The Bill provides that in addition to operating a telecommunication system or providing a telecommunication service as may be specified in the licence granted under section 25, a person may engage in any other business provided that such person shall obtain the relevant licences from the respective regulators of any industry legally split or separate the business from such other business and provide separate accounts and  reports in respect of all  businesses carried out.

Failure to which the offenders will be slapped with a fine not exceeding ten million shillings or to imprisonment for a term not exceeding two years, or to both. This means that the telecommunications regulator will be compelled to ensure that mobile money services are licensed as banks, and the firms are licensed to only offer voice, data and SMS services.

Narok MP questioned why Safaricom cannot split M-Pesa into banking services, faulting it for breach of personal data and perpetuating fraud.
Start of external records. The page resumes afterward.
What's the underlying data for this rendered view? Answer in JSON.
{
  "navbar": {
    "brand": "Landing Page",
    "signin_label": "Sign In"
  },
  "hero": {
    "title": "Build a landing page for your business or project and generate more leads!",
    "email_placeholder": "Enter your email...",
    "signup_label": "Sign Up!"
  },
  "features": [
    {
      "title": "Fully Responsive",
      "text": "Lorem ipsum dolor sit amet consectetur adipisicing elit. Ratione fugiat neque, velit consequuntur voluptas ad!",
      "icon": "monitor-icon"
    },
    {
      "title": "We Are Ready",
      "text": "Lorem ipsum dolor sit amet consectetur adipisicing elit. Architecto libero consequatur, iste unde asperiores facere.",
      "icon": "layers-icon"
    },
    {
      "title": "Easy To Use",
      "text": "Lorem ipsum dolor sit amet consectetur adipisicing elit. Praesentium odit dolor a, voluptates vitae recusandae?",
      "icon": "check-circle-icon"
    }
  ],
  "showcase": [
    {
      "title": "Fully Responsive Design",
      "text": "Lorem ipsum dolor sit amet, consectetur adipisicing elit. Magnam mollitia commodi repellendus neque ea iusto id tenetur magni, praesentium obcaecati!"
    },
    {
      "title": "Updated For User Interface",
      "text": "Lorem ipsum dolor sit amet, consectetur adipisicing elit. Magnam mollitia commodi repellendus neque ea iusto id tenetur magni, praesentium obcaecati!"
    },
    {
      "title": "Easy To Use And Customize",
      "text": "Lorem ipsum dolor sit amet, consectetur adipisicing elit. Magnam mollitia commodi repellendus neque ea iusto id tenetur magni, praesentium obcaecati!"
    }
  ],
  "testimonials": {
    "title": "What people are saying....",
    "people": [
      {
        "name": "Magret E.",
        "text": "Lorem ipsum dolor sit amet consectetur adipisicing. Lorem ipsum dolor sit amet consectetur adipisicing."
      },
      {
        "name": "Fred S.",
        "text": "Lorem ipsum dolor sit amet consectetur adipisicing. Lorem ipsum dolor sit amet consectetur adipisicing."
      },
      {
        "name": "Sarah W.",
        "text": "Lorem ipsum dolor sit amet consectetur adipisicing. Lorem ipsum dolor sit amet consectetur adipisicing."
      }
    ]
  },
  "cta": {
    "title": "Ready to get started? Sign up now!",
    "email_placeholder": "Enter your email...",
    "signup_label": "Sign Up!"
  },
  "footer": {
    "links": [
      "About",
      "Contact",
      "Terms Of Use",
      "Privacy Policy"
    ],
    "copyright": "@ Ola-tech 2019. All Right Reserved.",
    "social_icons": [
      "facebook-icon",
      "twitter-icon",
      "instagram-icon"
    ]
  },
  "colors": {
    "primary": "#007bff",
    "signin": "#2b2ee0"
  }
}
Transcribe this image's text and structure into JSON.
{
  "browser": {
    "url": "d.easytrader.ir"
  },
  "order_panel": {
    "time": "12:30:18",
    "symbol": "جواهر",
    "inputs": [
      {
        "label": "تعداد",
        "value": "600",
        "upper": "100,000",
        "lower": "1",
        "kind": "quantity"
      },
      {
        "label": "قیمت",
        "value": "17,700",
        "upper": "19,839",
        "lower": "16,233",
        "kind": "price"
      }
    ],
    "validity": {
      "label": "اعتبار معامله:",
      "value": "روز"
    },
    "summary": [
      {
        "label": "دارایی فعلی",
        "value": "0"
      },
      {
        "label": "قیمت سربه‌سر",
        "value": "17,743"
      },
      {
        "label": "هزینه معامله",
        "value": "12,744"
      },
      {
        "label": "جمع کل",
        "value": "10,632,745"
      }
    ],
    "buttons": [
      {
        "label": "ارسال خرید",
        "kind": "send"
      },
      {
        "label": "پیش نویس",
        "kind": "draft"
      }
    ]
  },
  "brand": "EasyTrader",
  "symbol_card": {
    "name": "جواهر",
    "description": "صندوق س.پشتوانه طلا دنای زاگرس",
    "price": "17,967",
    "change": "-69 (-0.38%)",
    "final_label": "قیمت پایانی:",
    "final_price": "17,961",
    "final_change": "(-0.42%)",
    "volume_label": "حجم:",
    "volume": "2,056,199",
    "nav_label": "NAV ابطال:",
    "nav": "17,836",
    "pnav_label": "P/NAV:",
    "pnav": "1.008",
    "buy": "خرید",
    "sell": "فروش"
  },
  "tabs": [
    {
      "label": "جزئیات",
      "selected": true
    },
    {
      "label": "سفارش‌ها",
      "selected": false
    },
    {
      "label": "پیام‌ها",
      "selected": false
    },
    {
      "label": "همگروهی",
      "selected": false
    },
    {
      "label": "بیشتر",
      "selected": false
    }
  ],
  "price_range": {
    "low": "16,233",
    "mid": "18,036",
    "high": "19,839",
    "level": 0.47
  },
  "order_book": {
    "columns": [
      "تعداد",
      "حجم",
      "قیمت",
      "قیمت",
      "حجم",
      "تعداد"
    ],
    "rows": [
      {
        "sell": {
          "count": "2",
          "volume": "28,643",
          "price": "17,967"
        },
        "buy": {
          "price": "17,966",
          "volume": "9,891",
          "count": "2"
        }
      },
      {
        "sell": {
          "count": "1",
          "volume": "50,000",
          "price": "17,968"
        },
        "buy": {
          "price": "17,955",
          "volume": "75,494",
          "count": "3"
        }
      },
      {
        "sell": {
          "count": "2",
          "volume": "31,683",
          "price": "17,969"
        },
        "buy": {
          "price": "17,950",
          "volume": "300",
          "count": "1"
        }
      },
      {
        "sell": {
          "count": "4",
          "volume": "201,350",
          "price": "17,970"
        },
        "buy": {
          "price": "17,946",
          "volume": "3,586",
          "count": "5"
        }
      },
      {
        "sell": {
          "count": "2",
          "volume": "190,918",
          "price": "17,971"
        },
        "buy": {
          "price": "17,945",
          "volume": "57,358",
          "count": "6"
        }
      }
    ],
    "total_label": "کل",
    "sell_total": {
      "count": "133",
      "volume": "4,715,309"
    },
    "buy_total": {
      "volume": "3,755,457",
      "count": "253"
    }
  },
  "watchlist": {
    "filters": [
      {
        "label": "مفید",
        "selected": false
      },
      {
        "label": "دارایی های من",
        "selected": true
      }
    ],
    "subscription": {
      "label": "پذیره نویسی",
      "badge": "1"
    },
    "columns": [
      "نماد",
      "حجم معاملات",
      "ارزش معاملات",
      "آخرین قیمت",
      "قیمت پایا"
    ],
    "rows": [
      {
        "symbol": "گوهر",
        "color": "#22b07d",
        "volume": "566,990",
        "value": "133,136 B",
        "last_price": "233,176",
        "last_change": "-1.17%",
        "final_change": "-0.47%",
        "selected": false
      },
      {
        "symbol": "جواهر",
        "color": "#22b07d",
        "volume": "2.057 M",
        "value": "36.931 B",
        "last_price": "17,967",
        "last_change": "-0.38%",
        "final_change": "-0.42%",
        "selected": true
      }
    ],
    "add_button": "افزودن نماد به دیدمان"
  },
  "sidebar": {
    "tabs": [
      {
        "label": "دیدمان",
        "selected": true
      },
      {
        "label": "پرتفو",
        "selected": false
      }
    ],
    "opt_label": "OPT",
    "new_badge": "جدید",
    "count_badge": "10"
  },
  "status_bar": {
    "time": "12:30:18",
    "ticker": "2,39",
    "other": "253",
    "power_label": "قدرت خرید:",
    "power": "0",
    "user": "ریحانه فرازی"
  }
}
CBK Governor explained that financial services are not linked with telcos but they are revenue sources for the telcos because they provide a service adding that there are no risks to the economy with the current arrangement.

“M-Pesa or any other money in the mobile wallet does not sit in the balance sheet of the telcos. It is a separate trust that holds the money that is secure in a commercial bank. If the telco goes under or faces whatever risks, it is not a significant risk in terms of financial sector operations. But there will be shocks, we can’t always eliminate these risks just like a bank going under,” he said.